Neu ist, dass sich die „Anlaufstelle für Flüchtlinge und Einwanderer“ unter Leitung der Caritas Dakar auch um Menschen aus dem Senegal selbst kümmern muss. Aber es gibt bereits eine neue Kategorie Hilfesuchender: die Zurückgeschickten. Aus Marokko oder Mauretanien abgeschoben, landen sie völlig verloren wieder in Dakar. Für die Reise nach Europa hatten sie Darlehen aufnehmen müssen oder wurden von ihrer Familie und dem ganzen Dorf finanziell unterstützt; die Hoffnungen des ganzen Clans lasteten auf ihnen. Nun ist alles schief gegangen, alles verloren und sie sind der Schande verfallen. Unmöglich in ihre Dörfer zurückzukehren, wo sie sich ihren Gläubigern stellen müssten; wie sollten sie die auszahlen?
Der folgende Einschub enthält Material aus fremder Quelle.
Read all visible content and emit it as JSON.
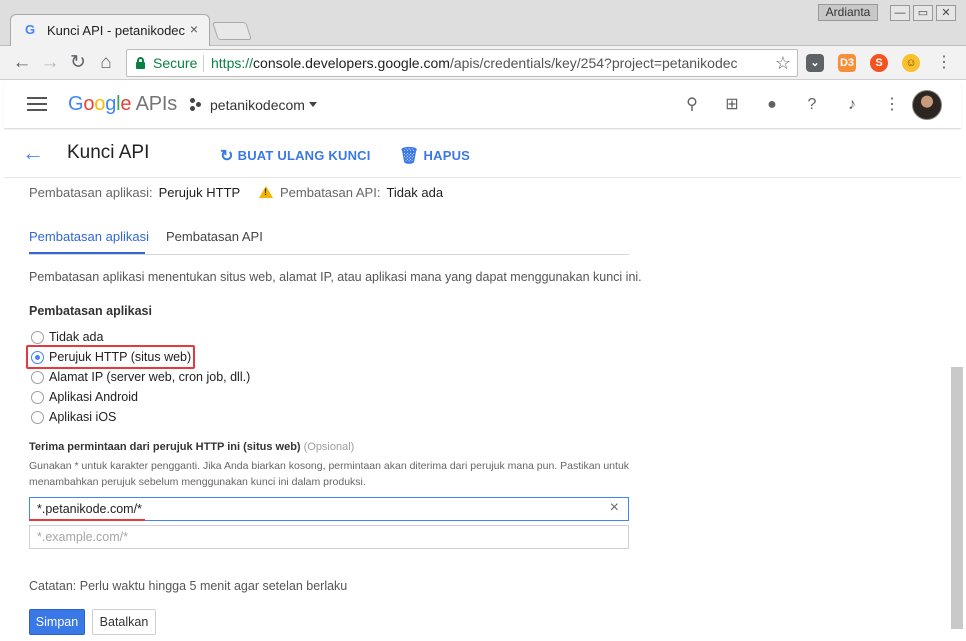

Nicht zu reden davon, was sie sonst noch zu hören bekämen! So sind sie Flüchtlinge im eigenen Land, ohne Einkommen und Rückhalt einer Familie, und im Herzen nur den unersättlichen Wunsch, sich am Schicksal zu rächen. Sie werden alles versuchen, die Barrieren das nächste Mal zu überwinden, auch wenn diese immer höher werden. An einem einzigen Wochenende griff die senegalesische Marine 1.500 Menschen auf dem Weg zu den Kanarischen Inseln auf.